As Stockbrokers Botswana observed, the sector continues to increasingly embrace technology with the rollout of digital products and increased volumes of digital transactions as competition intensifies. Banks had been investing in the refurbishment and relocation of their branch networks amidst this “bricks to clicks” phenomenon, especially FNBB. While FNBB increased branches, they made them small from between 800-1000 sqm to between 400-500 sqm, demonstrating intent to lower cost of business, which is paid with non-interest income. “That is why we are reducing costs given the declining revenue due to migration,” Bogatsu said back in 2018.
The bank has been slowly steering clear of the traditional way of assisting clients at branch points, one of the ways the bank admits was a high revenue driver compared to the convenience of using technology at any point. More revenue was earned from transactions carried out at branch points than the modern likes of e-wallet. “Non interest incomes revenue increases on transactions done through branches,” Bogatsu said in 2018. At that time he was worried that migrating the bank’s processes from the traditional way of transacting at branches to the technologically modernised ways would have an impact on non-interest income.
FNBB embarked on an exercise to review and re-engineer the operational model, processes and staffing model as part of its automation. The process of the re-engineering project was motivated by the need to revitalise operating strategies for improved customer experience and business performance. Analysts argued that in the long-term, migrating from bricks to clicks was ideal as things are done in-house now. The world has been also moving to technology to remain relevant.

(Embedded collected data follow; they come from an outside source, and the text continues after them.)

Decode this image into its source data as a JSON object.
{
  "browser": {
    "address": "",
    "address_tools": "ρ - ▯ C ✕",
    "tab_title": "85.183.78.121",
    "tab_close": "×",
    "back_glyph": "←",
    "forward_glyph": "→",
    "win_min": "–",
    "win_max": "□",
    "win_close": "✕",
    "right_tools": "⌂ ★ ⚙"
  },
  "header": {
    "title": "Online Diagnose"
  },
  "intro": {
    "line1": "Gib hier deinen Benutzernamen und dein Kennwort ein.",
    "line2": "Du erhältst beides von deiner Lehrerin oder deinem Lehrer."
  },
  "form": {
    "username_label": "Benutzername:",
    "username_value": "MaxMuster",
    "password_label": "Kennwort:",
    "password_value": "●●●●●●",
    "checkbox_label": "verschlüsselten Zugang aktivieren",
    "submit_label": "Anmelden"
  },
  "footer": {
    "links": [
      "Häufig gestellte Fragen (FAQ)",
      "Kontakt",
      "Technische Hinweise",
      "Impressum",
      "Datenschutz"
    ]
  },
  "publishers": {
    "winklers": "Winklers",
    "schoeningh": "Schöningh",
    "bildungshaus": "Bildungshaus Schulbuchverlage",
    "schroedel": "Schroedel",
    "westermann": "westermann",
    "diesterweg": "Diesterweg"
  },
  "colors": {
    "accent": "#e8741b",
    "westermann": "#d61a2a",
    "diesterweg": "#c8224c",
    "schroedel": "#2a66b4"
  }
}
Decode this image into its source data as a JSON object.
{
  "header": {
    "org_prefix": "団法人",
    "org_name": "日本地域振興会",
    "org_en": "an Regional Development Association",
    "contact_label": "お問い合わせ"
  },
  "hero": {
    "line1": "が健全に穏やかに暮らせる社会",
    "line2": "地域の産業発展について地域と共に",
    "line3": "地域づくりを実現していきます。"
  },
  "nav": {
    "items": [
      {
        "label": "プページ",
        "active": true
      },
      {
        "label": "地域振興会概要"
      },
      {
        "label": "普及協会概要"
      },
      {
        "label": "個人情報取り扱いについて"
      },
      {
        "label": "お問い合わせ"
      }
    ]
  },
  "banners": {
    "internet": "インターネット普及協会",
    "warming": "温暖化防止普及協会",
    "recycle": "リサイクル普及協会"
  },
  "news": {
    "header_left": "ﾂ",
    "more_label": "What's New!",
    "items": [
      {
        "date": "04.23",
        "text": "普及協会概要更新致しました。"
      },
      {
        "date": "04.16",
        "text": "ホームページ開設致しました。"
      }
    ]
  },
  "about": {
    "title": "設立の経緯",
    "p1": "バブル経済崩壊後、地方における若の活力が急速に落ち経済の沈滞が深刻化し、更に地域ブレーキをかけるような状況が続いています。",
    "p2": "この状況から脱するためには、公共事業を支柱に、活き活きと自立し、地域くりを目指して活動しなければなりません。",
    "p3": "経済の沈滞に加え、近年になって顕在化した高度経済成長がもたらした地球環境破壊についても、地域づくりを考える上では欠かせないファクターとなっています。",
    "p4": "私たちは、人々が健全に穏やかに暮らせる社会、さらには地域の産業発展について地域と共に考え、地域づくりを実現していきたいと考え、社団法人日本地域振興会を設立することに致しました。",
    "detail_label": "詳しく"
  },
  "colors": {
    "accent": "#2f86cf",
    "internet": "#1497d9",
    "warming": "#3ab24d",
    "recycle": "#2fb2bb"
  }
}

It was therefore justified for FNBB to forgo the revenue derived from branches. Had they not acted, observers argued that it was going to blow on their faces because there was no guarantee that the thousands of their customers would have stuck with them, given the growing competition.
Since introducing other non-funded revenue streams, FNBB has been very aggressive with promotional campaigns to encourage customers to make less use of branches and greater use of the lower-priced electronic options, with a view to providing customers with greater convenience, more especially in the advent of COVID-19 as the bank tries to reduce circulation of cash.
“The bank’s forward-thinking approach to technology and innovation will remain a core priority,” Bogatsu says, adding that the FNB App, online banking and POS infrastructure have remained stable over the period. “Growth in registrations and usage continues across all digital platforms, with customers appreciating the ease of transactability on these platforms and being empowered to serve themselves in the form of convenient, value-added services with minimum added exposure to COVID-19.”
The CEO says FNBB’s investment in customer-centric solutions will carry on improving its operational processes, as will continued investment in developing use of technology and automation. “Innovative solutioning will remain central to the bank’s continued success and particularly so given the acceleration in the current rate of technological change.”